Dengan cepat dirinya membuka laci yang berada di samping tempat tidurnya. Mencari sesuatu yang sejak pagi tidak ia jumpai, setelah menemukan benda itu rina mengambil korek yang tersimpan di bawah bantal kemudian membakar ujung satu batang rokok terakhir yang ia miliki. Rina tersenyum sambil memegangi bungkus rokoknya, tidak menyangka ia akan berjalan sejauh ini. Mengingat dulu dirinya hanya ingin mencoba, tapi lama-kelamaan ia kencanduan tanpa bisa mengendalikan. Dunianya terlalu kacau untuk bisa kembali seperti rina kecil yang dulu, anak ceria dan baik kini berubah menjadi gadis kecil yang kehilangan masa depan.
Drrtttt drrttt
Lamunannya buyar ketika ponselnya bergetar tanda panggilan masuk. Rina memeutar bola matanya malas ketika tau siapa yang mengganggunya malam-malam.
Ck. Bahkan dia tidak mengerti jam tidur.
"Hm? "
"Hallo rin, kamu udah tidur? "
"Kalo rina tidur, nggak mungkin kan angkat telpon bunda" Jawab rina mulai jengkel. Kadang basa-basi bundanya itu terlalu membosankan.
"Kali ini apa yang kamu perbuat rin, sampek-sampek di panggil BK lagi.
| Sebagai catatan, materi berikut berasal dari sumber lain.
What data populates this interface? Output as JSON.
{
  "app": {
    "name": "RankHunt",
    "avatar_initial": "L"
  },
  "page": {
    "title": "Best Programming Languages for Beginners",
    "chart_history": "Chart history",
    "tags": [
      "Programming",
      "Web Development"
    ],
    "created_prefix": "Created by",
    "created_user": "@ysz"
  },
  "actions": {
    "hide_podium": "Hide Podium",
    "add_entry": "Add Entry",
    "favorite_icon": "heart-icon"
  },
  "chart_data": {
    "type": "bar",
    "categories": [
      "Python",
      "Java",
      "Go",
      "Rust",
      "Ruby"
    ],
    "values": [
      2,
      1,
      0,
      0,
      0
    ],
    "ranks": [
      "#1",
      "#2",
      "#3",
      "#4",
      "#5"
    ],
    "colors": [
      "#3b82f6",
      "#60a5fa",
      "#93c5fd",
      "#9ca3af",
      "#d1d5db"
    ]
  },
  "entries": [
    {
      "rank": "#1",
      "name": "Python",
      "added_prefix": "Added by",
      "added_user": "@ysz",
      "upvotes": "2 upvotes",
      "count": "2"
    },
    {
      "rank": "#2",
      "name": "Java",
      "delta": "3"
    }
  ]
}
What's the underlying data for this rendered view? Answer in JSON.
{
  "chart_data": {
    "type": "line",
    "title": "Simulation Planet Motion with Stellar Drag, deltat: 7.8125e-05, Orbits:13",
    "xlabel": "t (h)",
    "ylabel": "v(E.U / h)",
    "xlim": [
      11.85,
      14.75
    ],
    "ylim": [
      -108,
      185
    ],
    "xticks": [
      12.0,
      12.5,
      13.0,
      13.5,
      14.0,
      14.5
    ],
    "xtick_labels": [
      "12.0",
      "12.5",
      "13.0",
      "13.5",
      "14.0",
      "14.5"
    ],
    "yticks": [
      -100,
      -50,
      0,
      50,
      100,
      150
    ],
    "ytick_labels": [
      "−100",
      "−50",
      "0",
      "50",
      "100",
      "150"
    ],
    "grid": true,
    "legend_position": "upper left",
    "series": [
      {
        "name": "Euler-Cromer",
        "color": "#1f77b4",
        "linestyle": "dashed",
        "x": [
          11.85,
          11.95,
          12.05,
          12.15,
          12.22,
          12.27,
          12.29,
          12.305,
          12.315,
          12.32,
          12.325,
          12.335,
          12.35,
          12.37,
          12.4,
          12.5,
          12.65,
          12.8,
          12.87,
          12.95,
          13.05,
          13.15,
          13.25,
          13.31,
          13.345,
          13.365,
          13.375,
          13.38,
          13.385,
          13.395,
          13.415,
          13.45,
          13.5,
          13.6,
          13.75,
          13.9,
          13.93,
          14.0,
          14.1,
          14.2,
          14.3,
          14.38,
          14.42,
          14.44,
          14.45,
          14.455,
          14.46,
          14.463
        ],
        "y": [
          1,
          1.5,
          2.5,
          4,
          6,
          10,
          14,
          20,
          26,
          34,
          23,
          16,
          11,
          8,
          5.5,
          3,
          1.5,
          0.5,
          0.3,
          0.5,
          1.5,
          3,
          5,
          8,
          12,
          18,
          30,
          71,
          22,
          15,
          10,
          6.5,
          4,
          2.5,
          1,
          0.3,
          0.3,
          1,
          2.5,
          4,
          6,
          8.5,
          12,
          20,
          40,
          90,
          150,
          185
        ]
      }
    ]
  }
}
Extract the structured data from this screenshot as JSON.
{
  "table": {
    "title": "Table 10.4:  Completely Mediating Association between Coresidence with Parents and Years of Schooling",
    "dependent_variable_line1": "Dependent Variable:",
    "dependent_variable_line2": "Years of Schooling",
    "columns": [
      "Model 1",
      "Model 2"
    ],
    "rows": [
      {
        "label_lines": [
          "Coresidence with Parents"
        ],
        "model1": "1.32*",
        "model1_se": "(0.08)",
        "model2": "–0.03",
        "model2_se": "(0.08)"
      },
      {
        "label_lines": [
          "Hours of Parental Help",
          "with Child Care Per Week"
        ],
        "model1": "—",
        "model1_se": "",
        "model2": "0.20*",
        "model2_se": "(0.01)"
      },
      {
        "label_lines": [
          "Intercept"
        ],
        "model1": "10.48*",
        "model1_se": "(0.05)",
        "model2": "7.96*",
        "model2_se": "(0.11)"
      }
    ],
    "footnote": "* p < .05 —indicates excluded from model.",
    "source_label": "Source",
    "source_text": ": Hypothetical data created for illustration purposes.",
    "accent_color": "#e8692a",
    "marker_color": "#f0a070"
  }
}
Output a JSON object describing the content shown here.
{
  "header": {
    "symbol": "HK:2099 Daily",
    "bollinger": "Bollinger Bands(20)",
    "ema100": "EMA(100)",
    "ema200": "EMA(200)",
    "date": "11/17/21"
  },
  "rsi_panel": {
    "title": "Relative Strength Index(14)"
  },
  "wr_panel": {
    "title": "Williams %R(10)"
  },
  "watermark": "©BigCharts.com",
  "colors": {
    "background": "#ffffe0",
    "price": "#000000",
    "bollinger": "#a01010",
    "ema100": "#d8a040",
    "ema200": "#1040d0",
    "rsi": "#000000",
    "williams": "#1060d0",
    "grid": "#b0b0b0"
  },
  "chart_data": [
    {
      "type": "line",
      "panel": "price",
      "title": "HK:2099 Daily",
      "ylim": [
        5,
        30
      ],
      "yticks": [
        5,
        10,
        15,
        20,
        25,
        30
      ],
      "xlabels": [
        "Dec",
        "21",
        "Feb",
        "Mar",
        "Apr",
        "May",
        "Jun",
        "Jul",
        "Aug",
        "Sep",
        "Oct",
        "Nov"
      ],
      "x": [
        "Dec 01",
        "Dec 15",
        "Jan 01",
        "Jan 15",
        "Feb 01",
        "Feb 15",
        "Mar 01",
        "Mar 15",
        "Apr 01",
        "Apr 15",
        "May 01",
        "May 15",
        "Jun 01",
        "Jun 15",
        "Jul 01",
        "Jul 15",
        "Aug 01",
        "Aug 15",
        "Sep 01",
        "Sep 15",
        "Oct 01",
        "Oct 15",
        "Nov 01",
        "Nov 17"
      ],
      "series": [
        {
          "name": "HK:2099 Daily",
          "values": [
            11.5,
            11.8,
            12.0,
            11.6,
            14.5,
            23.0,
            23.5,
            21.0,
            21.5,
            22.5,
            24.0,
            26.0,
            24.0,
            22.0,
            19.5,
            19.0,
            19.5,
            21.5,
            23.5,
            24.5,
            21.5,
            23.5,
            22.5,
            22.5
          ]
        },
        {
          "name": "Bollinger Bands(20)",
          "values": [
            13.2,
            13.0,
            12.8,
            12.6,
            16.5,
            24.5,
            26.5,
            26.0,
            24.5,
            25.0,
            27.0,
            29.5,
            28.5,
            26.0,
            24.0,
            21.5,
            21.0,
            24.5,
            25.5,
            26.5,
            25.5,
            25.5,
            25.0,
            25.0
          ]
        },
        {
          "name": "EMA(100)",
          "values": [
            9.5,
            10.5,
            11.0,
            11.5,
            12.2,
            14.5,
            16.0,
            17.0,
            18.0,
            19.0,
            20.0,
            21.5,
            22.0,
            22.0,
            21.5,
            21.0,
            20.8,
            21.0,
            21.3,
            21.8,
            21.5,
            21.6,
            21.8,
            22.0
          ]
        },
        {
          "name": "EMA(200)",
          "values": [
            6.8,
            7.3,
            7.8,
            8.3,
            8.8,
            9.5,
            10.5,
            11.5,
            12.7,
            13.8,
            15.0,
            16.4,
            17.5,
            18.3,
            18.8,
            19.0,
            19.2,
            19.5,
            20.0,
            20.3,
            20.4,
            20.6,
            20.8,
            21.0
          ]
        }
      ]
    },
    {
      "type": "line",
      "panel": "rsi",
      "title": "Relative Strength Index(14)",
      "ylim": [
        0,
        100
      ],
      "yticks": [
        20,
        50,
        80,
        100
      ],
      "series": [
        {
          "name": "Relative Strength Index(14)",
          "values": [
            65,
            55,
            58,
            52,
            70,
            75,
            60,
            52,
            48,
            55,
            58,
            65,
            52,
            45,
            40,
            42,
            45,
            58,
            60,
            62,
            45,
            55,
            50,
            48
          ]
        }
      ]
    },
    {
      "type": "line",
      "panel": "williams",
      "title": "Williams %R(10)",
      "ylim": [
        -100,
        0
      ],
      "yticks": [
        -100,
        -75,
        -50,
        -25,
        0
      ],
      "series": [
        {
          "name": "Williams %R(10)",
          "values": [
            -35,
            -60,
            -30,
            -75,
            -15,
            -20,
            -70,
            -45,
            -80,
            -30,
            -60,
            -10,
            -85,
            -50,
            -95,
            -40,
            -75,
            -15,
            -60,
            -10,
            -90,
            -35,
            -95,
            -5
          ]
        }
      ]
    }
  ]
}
Ini sudah ke berapa kali kamu mendapat surat panggilan dan peringatan. Bunda nggak habis fikir sama kamu, katanya janji nggak akan ngulangi lagi, tapi nyatanya kamu tetep aja buat masalah. "
Rina mendengarkan omelan bundanya dengan malas, sambil menghisap rokoknya kemudian menghembuskannya perlahan. Dirinya tidak ingin menyela maupun memebela diri, walau pun terjadi semua akan sia-sia.
"Kamu udah di sekolahin, di biayain, tapi apa balesan kamu? Bunda sama ayah cuma minta jadi anak baik aja sulit ya? Kamu nggak tau bunda sama ayah berjuang demi kamu, biar masa depan kamu terjamin. Tapi, kamu sendiri yang rusak masa depan. Kamu coba lihat bella, dia lulus dengan nilai terbaik. Sedangkan kamu, keluar dari peringkat 20 kebawah aja nggak pernah. Kalo gini terus gimana nanti kamu masuk kuliah rina? "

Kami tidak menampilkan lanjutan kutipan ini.